Though you may not see the need to lug around extra equipment while photographing, a tripod comes in handy in a lot of different situations. Even if you think you have a steady hand, a tripod guarantees stability at every moment. If you’re not convinced, here are some common situations in which a tripod helps immensely:
- Night photography: Though this may be a given, photographing at night under low-light conditions requires a slow shutter speed. If shooting any slower than 1/60 of a second, the camera is prone to shaking and will result in blurry images. The use of a tripod will ensure that you can shoot at slower speeds (which allow for a lower ISO to reduce noise) and still get a beautiful in-focus shot. See the photograph below of the motion of stars? This would not be possible without a tripod, since the shutter typically has to be open for about 30-60 minutes.
- Capturing motion: When taking action shots, such as at a sports game, panning is necessary in order to capture the sense of motion. Placing your camera on a tripod allows for easy, fluid motion to make sure that you get the perfect shot. As you can see in the photograph below, effecting panning kept the subject in focus while blurring the background. Without the background blur, the viewer would not get the sense that the subject was in motion.
- Enhancing motion: Sometimes you may want to enhance the motion of a subject instead of freezing it in time. When photographing moving water, for instance, using a slower shutter speed produces a more dynamic photograph. This photograph of a waterfall captured at a slow shutter speed feels almost dreamlike due to the softness of the water.
- Macro shots: When photographing something so small and so close, even the most miniscule of camera shakes will show up on your final image. Using a tripod will keep your camera steady and your subject sharp.
- Other situations:
– When taking nature shots where you don’t want to be seen by your subject (either for safety or to avoid scaring them away), you can place your camera on a tripod and use a remote shutter release to take photographs while you hide safely behind a bush or other object.
– When using a telephoto lens, the weight of the lens can increase camera shake. The long focal length magnifies any insignificant shake caused by you, the wind, or the mirror, and the maximum aperture is smaller than other lenses, causing a need for slower shutter speeds more often.
– If you want to shoot from a higher or lower angle than what is comfortable for you, setting up a tripod at the precise height will reduce your need to lie on the ground or find a step stool to get the perfect shot.
– If you want to make large prints of your photographs, using a tripod is necessary to ensure that your photograph is sharp and in focus. Prints made at larger sizes showcase defects much more than smaller prints.

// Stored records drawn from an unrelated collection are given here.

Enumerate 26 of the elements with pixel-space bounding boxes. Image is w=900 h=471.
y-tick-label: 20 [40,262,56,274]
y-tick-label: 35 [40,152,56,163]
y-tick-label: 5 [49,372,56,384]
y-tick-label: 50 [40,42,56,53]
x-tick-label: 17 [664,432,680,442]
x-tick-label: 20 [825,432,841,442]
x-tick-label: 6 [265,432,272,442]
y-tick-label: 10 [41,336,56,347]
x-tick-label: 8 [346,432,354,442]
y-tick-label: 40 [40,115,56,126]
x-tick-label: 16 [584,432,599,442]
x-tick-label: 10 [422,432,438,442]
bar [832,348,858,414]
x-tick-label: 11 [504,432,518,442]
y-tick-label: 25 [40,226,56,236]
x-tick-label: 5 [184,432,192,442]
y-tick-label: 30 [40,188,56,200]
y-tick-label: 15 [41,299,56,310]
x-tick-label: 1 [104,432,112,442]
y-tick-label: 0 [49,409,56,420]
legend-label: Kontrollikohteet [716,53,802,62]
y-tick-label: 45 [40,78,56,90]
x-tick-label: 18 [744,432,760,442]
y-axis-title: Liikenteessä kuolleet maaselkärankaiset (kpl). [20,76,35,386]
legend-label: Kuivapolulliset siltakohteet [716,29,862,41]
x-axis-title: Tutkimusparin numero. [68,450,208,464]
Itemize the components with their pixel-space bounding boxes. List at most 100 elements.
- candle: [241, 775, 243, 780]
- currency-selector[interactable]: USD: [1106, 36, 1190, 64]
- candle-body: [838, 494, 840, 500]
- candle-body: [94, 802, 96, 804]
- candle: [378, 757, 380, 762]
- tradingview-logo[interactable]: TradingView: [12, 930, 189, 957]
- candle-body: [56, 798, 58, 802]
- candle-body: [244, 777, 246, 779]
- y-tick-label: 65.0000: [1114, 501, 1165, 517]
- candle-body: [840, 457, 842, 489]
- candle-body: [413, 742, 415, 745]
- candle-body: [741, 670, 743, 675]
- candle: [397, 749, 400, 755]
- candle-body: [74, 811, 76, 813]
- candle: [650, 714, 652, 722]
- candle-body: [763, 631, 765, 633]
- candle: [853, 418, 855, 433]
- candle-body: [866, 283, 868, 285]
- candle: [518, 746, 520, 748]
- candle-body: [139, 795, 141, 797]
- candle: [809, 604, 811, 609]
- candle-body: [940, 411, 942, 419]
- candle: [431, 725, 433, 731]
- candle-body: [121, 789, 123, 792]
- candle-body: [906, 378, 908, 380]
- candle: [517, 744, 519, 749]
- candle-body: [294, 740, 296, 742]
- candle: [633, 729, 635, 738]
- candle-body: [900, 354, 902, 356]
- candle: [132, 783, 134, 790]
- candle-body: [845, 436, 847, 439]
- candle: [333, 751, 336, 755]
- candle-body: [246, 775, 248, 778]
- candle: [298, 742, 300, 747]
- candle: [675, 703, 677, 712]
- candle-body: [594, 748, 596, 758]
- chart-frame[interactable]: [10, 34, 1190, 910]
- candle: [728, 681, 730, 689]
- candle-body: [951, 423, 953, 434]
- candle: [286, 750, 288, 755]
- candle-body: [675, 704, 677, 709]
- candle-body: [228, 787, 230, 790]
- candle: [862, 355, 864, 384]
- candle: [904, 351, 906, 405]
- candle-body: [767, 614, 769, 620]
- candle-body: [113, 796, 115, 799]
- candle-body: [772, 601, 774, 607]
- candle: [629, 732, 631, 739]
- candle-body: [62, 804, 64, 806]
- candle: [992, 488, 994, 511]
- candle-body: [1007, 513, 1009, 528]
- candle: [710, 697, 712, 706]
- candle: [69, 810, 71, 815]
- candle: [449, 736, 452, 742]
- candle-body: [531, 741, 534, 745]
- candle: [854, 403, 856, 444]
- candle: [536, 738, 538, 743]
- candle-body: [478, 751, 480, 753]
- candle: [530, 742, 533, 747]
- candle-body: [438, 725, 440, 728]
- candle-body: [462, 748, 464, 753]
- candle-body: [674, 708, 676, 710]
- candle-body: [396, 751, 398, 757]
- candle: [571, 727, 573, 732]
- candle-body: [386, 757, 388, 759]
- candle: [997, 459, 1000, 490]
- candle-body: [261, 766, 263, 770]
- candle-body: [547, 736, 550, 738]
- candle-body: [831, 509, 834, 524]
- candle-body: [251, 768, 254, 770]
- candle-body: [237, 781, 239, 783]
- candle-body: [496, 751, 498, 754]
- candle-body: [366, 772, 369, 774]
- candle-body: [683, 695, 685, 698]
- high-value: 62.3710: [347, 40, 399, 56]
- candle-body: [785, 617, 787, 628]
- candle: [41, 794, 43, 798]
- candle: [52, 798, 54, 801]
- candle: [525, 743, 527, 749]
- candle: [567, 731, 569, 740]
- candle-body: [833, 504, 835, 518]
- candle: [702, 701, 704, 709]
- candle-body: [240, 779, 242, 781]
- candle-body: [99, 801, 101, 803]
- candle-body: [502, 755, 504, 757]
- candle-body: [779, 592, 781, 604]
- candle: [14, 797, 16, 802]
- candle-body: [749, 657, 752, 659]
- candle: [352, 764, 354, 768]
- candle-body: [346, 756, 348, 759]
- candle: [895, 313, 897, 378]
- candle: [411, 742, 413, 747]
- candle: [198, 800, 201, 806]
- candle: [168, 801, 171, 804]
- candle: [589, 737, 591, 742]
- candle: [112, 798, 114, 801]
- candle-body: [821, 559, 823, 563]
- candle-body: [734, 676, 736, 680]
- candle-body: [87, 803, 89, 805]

– When shooting product photography or other still lifes, you can set up your camera and rearrange the subjects as you see fit without needing to remember exactly where the camera was placed every shot.
Though using a tripod may be unnecessary in situations such as children’s birthday parties or a casual hike in the woods, there are many situations in which your photographs will benefit from your camera having a stable surface. You may not need it all the time, but you’ll be happy to have it when the situation calls for it.